Analisis biaya pelayanan gizi keluarga miskin di Kabupaten Indragiri Hulu Propinsi Riau
JULINARTI, Elis, Prof.dr. Hamam Hadi, MS,Sc.D
2005 | Tesis | S2 Ilmu Kesehatan MasyarakatLatar Belakang : Pembiayaan untuk kesehatan baik dari sektor pemerintah dan non pemerintah pada tahun 2000 sebesar Rp.1470/kapita/tahun, demikian juga pembiayaan gizi pada tahun 2003 sebesar Rp 200/kapita/tahun. Pembiayaan pelayanan gizi di Kabupaten Indragiri Hulu pada tahun 2003 mendapat kontribusi sebesar 0,55% dari APBD Dinas Kesehatan dan 16,2% dari proyek program perbaikan gizi masyarakat. Tujuan : Penelitian ini bertujuan untuk mengetahui realisai biaya dan biaya seharusnya pelayanan gizi keluarga miskin serta mengetahui pendapat tentang peran pemerintah daerah, DPRD,dan sektor swastadalam pembiayaan gizi keluarga. Metode : Jenis penelitian ini adalah penelitian deskriptif kualitatif yang menganalisis realisasi biaya dan biaya seharusnya pelayanan gizi keluarga miskin dengan menggunakan metode real cost . Sedangkan pendapat tentang peran pemerintah daerah, DPRD, dan sektor swasta dengan metode wawancara mendalam ( in depth interview ). Hasil : Hasil yang diperoleh realisasi biaya pelayana gizi keluraga miskin sebesar Rp.12.053.000,- tahun 2003 dan 8.763.000,-untuk tahun 2004.Biaya seharusnya Rp 79.022.541,- mewakili puskesmas desa dan 144.073.000,- mewakili puskesmas kota. Kesimpulan: Berdasarkan hasil analisis realisasi pelayanan gizi keluarga miskin di Kabupaten Indragiri Hulu rata-rata per orang per tahun sebesar Rp.645,- pada tahun 2003 dan Rp.470,- pada tahun 2004. Biaya seharusnya per orang per tahun rata-rata sebesar Rp.14.290,-
Background : Health cost both in government and non government sectors were allocated Rp. 1470/capita/year in the year 2000. Cost for nutrition programe in the year 2003 was Rp 200/capita/year, while in Indragiri Hulu, cost for nutrition service was allocated 0.55% of regional budget of Health Department and 16.2% of community nutrition improvement programme. Objective : The study was proposed to estimate the real cost and demand cost of nutrition service for poor familiy and to know the opinion of regional government, regional parliament and private sectors role within familiy nutrition cost. Study Design : This was study qualitative descriptive study.

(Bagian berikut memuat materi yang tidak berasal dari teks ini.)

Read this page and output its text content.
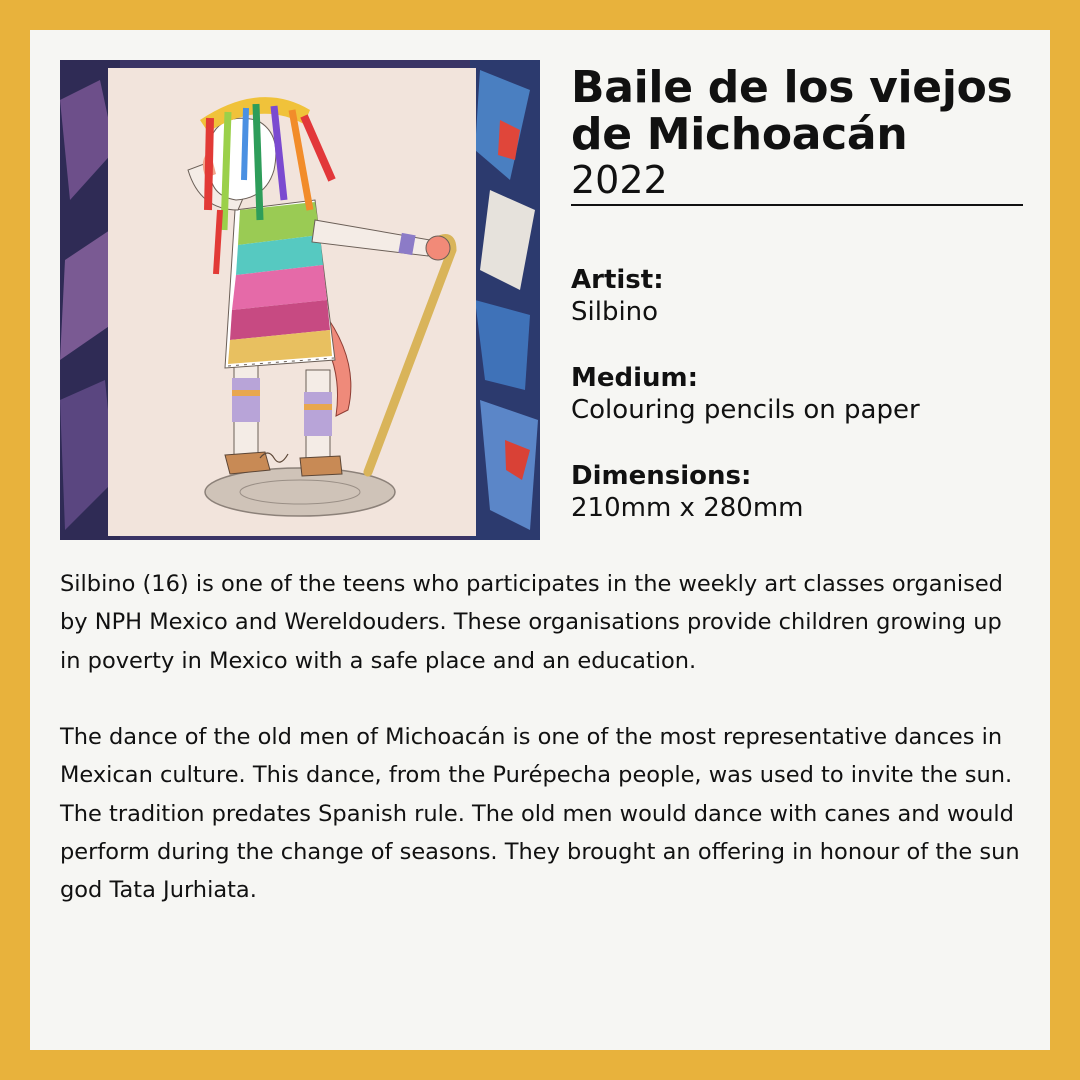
Baile de los viejos
de Michoacán
2022
Artist:
Silbino
Medium:
Colouring pencils on paper
Dimensions:
210mm x 280mm

Silbino (16) is one of the teens who participates in the weekly art classes organised by NPH Mexico and Wereldouders. These organisations provide children growing up in poverty in Mexico with a safe place and an education.

The dance of the old men of Michoacán is one of the most representative dances in Mexican culture. This dance, from the Purépecha people, was used to invite the sun. The tradition predates Spanish rule. The old men would dance with canes and would perform during the change of seasons. They brought an offering in honour of the sun god Tata Jurhiata.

The study was conducted to analyze real cost and demand cost of nutrition service for poor family using real cost method and to get opinion about regional government, regional parliament, and private sectors role using in depth interview method. Results : Cost of nutrition service for poor family averaged Rp. 12.053.000,- in the year 2003 and Rp. 8.763.000,- in the year 2004. Whereas the demand cost was Rp 79.022.541,- which represented rural primary health care and Rp. 144.073.000,- which represented urban primary healht care. Conclusion : Cost of nutrition service for poor family in Indragiri Hulu averaged Rp 645/capita/year in the year 2003 and Rp 470,- in the year 2004 while the demand cost was Rp. 14.290.
Kata Kunci : Gizi Masyarakat,Layanan Gizi,Keluarga Miskin, cost analysis, unit cost, nutrition service, poor family.